Original topic: 把两个数据数据库的数据迁移到tidb

| username: TiDBer_QHSxuEa1

Currently, we need to migrate the data sources of two databases to TiDB. I would like to ask everyone two questions:

  1. How to handle auto-increment primary key conflicts between the two data sources? For example, table ‘a’ in database A has a record with id=1, and table ‘b’ in database B also has a record with id=1. How can we migrate the data from these two tables in databases A and B to table ‘c’ in the target TiDB?
  2. Due to the merging, the downstream target database TiDB will need to adjust the table structure, meaning the table structures in the source and target databases will be different. Can this kind of migration be accomplished using TiDB’s built-in tools, such as Dumpling and Lightning?
| username: 小毛毛虫 | Original post link

You need to use DM for this. DM supports operations such as merging databases and tables.

| username: zhaokede | Original post link

You can try using an intermediate table for transformation and data processing, and then merge it into the official table. If the data volume is not too large, you can give it a try.

| username: 小龙虾爱大龙虾 | Original post link

“The data with id=1 in table a of database A” and “the data with id=1 in table b of database B” do not conflict, just go ahead and do it.
What exactly do you mean by different table structures? :rofl:

| username: TiDBer_QHSxuEa1 | Original post link

I didn’t express it clearly. The data from tables a and b are migrated together to table c in the target TiDB database. The structures of tables a, b, and c are the same, and they all have an auto-increment primary key with the same field name. The difference in table structure means that due to business adjustments and other factors, the table structure in the target database may change, and there may be differences between the source and target database table structures.

| username: Kongdom | Original post link

:thinking: In such cases, we usually use ETL tools to perform secondary development ourselves. For primary key conflicts, we generally add a prefix or a field to identify the data source.

| username: 有猫万事足 | Original post link

DM can do it, and it can also extract dbname into an additional field, then this field and the original id can form a composite primary key.

However, the problem with DM is that if the source table has a large amount of data, it will be very slow.

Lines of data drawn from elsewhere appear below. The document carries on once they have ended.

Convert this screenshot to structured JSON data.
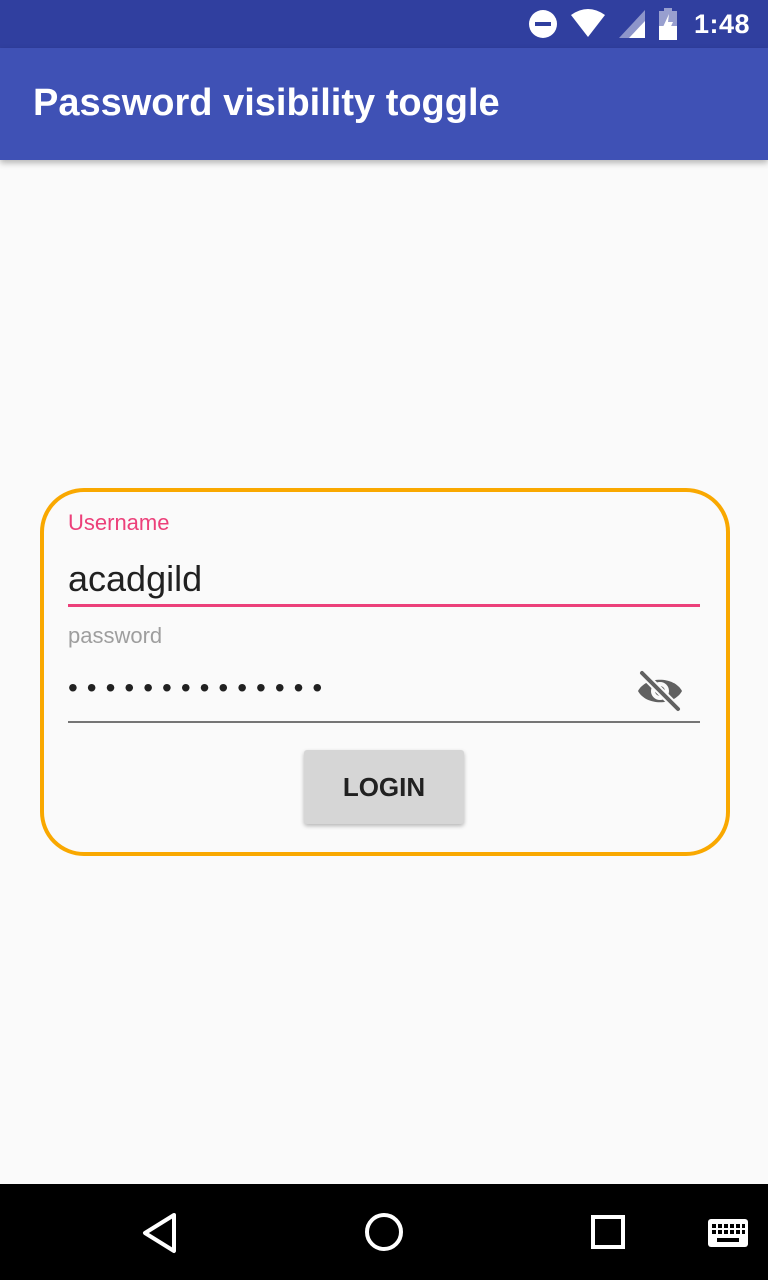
{
  "status_bar": {
    "time": "1:48",
    "icons": [
      "do-not-disturb-icon",
      "wifi-icon",
      "cell-signal-icon",
      "battery-charging-icon"
    ]
  },
  "app_bar": {
    "title": "Password visibility toggle",
    "color": "#3f51b5"
  },
  "form": {
    "border_color": "#f9a800",
    "username": {
      "label": "Username",
      "value": "acadgild",
      "accent_color": "#ec407a"
    },
    "password": {
      "placeholder": "password",
      "masked_value": "••••••••••••••",
      "toggle_icon": "visibility-off-icon"
    },
    "login_button": {
      "label": "LOGIN"
    }
  },
  "nav_bar": {
    "icons": [
      "back-icon",
      "home-icon",
      "recents-icon",
      "keyboard-icon"
    ]
  }
}
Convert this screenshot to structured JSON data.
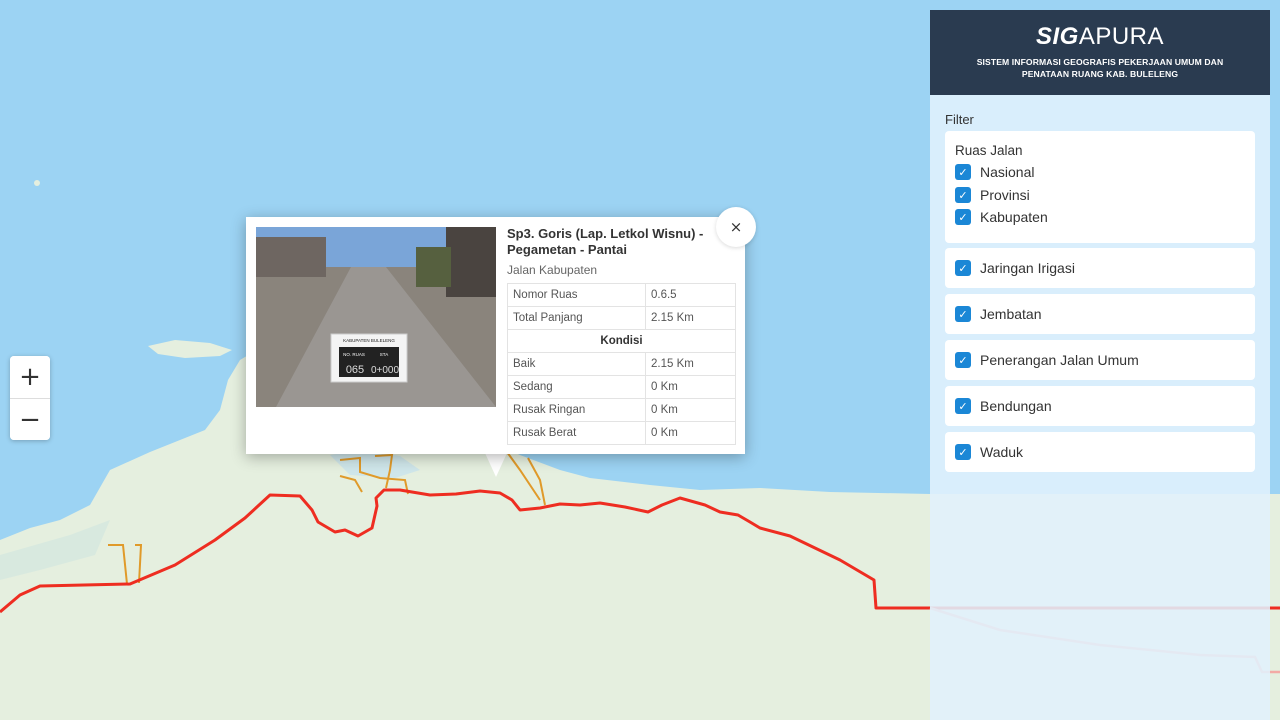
{
  "map": {
    "colors": {
      "sea": "#9cd3f3",
      "land": "#e5efdf",
      "national_road": "#ee2d21",
      "district_road": "#e09a2a"
    }
  },
  "zoom": {
    "in_label": "+",
    "out_label": "−"
  },
  "popup": {
    "close_label": "×",
    "title": "Sp3. Goris (Lap. Letkol Wisnu) - Pegametan - Pantai",
    "subtitle": "Jalan Kabupaten",
    "rows": [
      {
        "key": "Nomor Ruas",
        "value": "0.6.5"
      },
      {
        "key": "Total Panjang",
        "value": "2.15 Km"
      }
    ],
    "condition_header": "Kondisi",
    "conditions": [
      {
        "key": "Baik",
        "value": "2.15 Km"
      },
      {
        "key": "Sedang",
        "value": "0 Km"
      },
      {
        "key": "Rusak Ringan",
        "value": "0 Km"
      },
      {
        "key": "Rusak Berat",
        "value": "0 Km"
      }
    ],
    "photo_sign": {
      "header": "KABUPATEN BULELENG",
      "col1": "NO. RUAS",
      "col2": "STA",
      "num": "065",
      "sta": "0+000"
    }
  },
  "sidebar": {
    "brand_bold": "SIG",
    "brand_rest": "APURA",
    "tagline": "SISTEM INFORMASI GEOGRAFIS PEKERJAAN UMUM DAN PENATAAN RUANG KAB. BULELENG",
    "filter_label": "Filter",
    "ruas_title": "Ruas Jalan",
    "ruas_items": [
      {
        "label": "Nasional",
        "checked": true
      },
      {
        "label": "Provinsi",
        "checked": true
      },
      {
        "label": "Kabupaten",
        "checked": true
      }
    ],
    "layers": [
      {
        "label": "Jaringan Irigasi",
        "checked": true
      },
      {
        "label": "Jembatan",
        "checked": true
      },
      {
        "label": "Penerangan Jalan Umum",
        "checked": true
      },
      {
        "label": "Bendungan",
        "checked": true
      },
      {
        "label": "Waduk",
        "checked": true
      }
    ],
    "check_glyph": "✓",
    "accent": "#1b87d6",
    "header_bg": "#2a3b50"
  }
}
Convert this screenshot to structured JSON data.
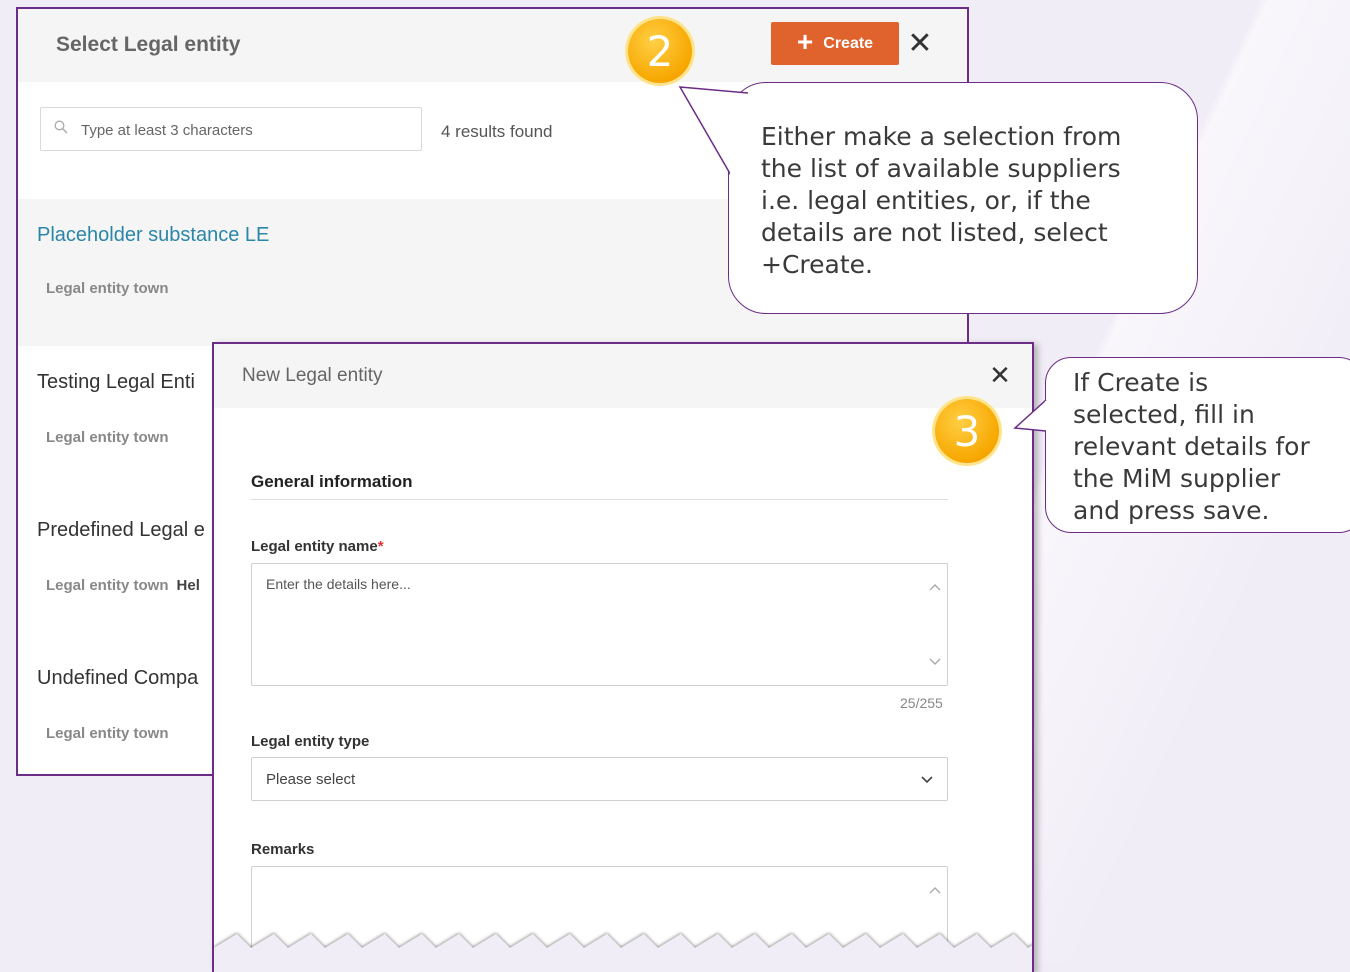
{
  "select_dialog": {
    "title": "Select Legal entity",
    "create_label": "Create",
    "create_icon": "+",
    "close_icon": "✕",
    "search_placeholder": "Type at least 3 characters",
    "results_text": "4 results found",
    "rows": [
      {
        "name": "Placeholder substance LE",
        "town_label": "Legal entity town",
        "town_value": ""
      },
      {
        "name": "Testing Legal Enti",
        "town_label": "Legal entity town",
        "town_value": ""
      },
      {
        "name": "Predefined Legal e",
        "town_label": "Legal entity town",
        "town_value": "Hel"
      },
      {
        "name": "Undefined Compa",
        "town_label": "Legal entity town",
        "town_value": ""
      }
    ]
  },
  "new_dialog": {
    "title": "New Legal entity",
    "close_icon": "✕",
    "section_title": "General information",
    "name_label": "Legal entity name",
    "required_mark": "*",
    "name_placeholder": "Enter the details here...",
    "counter": "25/255",
    "type_label": "Legal entity type",
    "type_value": "Please select",
    "remarks_label": "Remarks"
  },
  "annotations": {
    "badge_2": "2",
    "badge_3": "3",
    "callout_2": "Either make a selection from\nthe list of available suppliers\ni.e. legal entities, or, if the\ndetails are not listed, select\n+Create.",
    "callout_3": "If Create is\nselected, fill in\nrelevant details for\nthe MiM supplier\nand press save."
  },
  "colors": {
    "accent_purple": "#6b2d86",
    "create_orange": "#e0622c",
    "link_blue": "#2a86a8",
    "badge_gold": "#f7a700",
    "page_bg": "#f1edf7"
  }
}
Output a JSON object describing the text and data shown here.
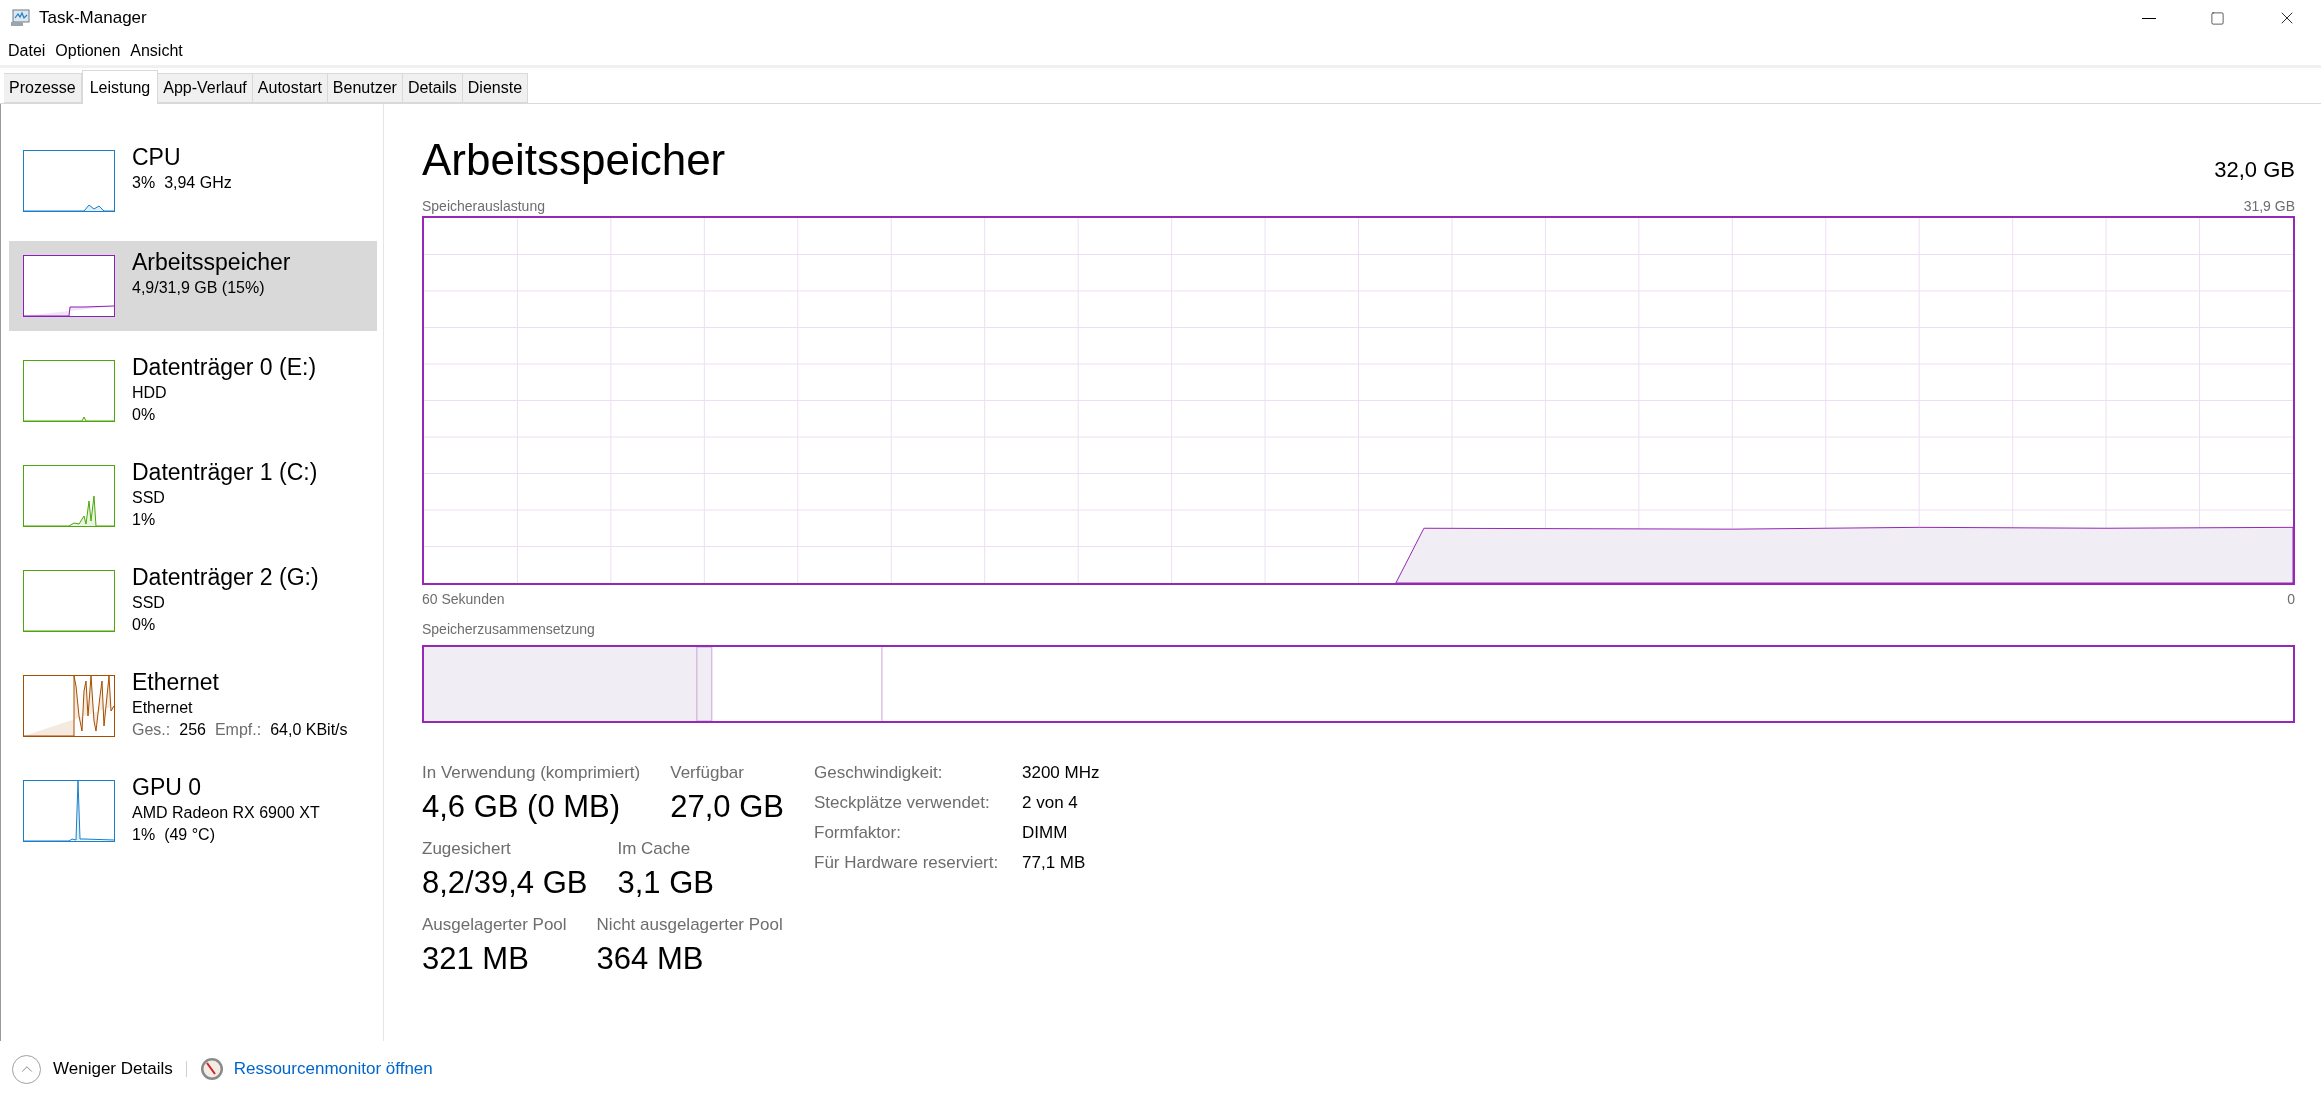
{
  "window": {
    "title": "Task-Manager"
  },
  "menu": [
    "Datei",
    "Optionen",
    "Ansicht"
  ],
  "tabs": [
    {
      "label": "Prozesse",
      "selected": false
    },
    {
      "label": "Leistung",
      "selected": true
    },
    {
      "label": "App-Verlauf",
      "selected": false
    },
    {
      "label": "Autostart",
      "selected": false
    },
    {
      "label": "Benutzer",
      "selected": false
    },
    {
      "label": "Details",
      "selected": false
    },
    {
      "label": "Dienste",
      "selected": false
    }
  ],
  "sidebar": {
    "items": [
      {
        "title": "CPU",
        "lines": [
          [
            "3%",
            "3,94 GHz"
          ]
        ],
        "color": "#1a7fc9",
        "selected": false
      },
      {
        "title": "Arbeitsspeicher",
        "lines": [
          [
            "4,9/31,9 GB (15%)"
          ]
        ],
        "color": "#8b1fb8",
        "selected": true
      },
      {
        "title": "Datenträger 0 (E:)",
        "lines": [
          [
            "HDD"
          ],
          [
            "0%"
          ]
        ],
        "color": "#4ca60c",
        "selected": false
      },
      {
        "title": "Datenträger 1 (C:)",
        "lines": [
          [
            "SSD"
          ],
          [
            "1%"
          ]
        ],
        "color": "#4ca60c",
        "selected": false
      },
      {
        "title": "Datenträger 2 (G:)",
        "lines": [
          [
            "SSD"
          ],
          [
            "0%"
          ]
        ],
        "color": "#4ca60c",
        "selected": false
      },
      {
        "title": "Ethernet",
        "lines": [
          [
            "Ethernet"
          ]
        ],
        "stats": [
          {
            "label": "Ges.:",
            "value": "256"
          },
          {
            "label": "Empf.:",
            "value": "64,0 KBit/s"
          }
        ],
        "color": "#a74f01",
        "selected": false
      },
      {
        "title": "GPU 0",
        "lines": [
          [
            "AMD Radeon RX 6900 XT"
          ],
          [
            "1%",
            "(49 °C)"
          ]
        ],
        "color": "#1a7fc9",
        "selected": false
      }
    ]
  },
  "main": {
    "title": "Arbeitsspeicher",
    "total": "32,0 GB",
    "usage_graph": {
      "label": "Speicherauslastung",
      "max": "31,9 GB",
      "time": "60 Sekunden",
      "min": "0"
    },
    "composition": {
      "label": "Speicherzusammensetzung"
    },
    "stats": [
      [
        {
          "label": "In Verwendung (komprimiert)",
          "value": "4,6 GB (0 MB)"
        },
        {
          "label": "Verfügbar",
          "value": "27,0 GB"
        }
      ],
      [
        {
          "label": "Zugesichert",
          "value": "8,2/39,4 GB"
        },
        {
          "label": "Im Cache",
          "value": "3,1 GB"
        }
      ],
      [
        {
          "label": "Ausgelagerter Pool",
          "value": "321 MB"
        },
        {
          "label": "Nicht ausgelagerter Pool",
          "value": "364 MB"
        }
      ]
    ],
    "details": [
      {
        "label": "Geschwindigkeit:",
        "value": "3200 MHz"
      },
      {
        "label": "Steckplätze verwendet:",
        "value": "2 von 4"
      },
      {
        "label": "Formfaktor:",
        "value": "DIMM"
      },
      {
        "label": "Für Hardware reserviert:",
        "value": "77,1 MB"
      }
    ]
  },
  "footer": {
    "less_details": "Weniger Details",
    "resource_monitor": "Ressourcenmonitor öffnen"
  }
}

To be fast, you still need to use Lightning or other ETL tools for secondary development.

| username: 小龙虾爱大龙虾 | Original post link

What about the marker for unique records in your table C?

| username: xingzhenxiang | Original post link

Learn about DM sharding to a single database.

| username: changpeng75 | Original post link

What type of database is the source database? If it is a relational database, it is best to convert it according to the new table structure in the source database, and then use tools like Dumpling and Lightning to migrate. For logical changes, migration tools may not adapt well.

| username: forever | Original post link

We all process the data at the source end and then deliver it to the target end.

| username: Jellybean | Original post link

He probably means that the data will be merged into the same table in the next step.

| username: TIDB-Learner | Original post link

DM should be able to meet the requirements.

| username: 随缘天空 | Original post link

If the primary keys of tables a and b have no relationship with the tables in the original database, it’s fine. You can use ETL tools to extract and transfer the source data first. However, if there is a relationship, it will be difficult to handle.

| username: Jellybean | Original post link

In this situation, since your business table structure adjustments are relatively significant, automatic synchronization tools may not be suitable. You can check if DM’s sharding and aggregation synchronization feature fits your scenario.

If it doesn’t work, you will likely need to develop some automatic synchronization tools, such as using Flink to achieve real-time automatic aggregation and synchronization.

| username: YuchongXU | Original post link

Suggestions for ETL processing

| username: 江湖故人 | Original post link

Based on your description, it seems you need an ETL tool. I recommend checking out kettle.

| username: Kongdom | Original post link

:+1: Support using Kettle

| username: forever | Original post link

Personally, I feel that DataX is somewhat more lightweight compared to Kettle.

| username: Kongdom | Original post link

From a deployment perspective, Kettle should be a bit simpler :yum: DataX requires an additional Python environment.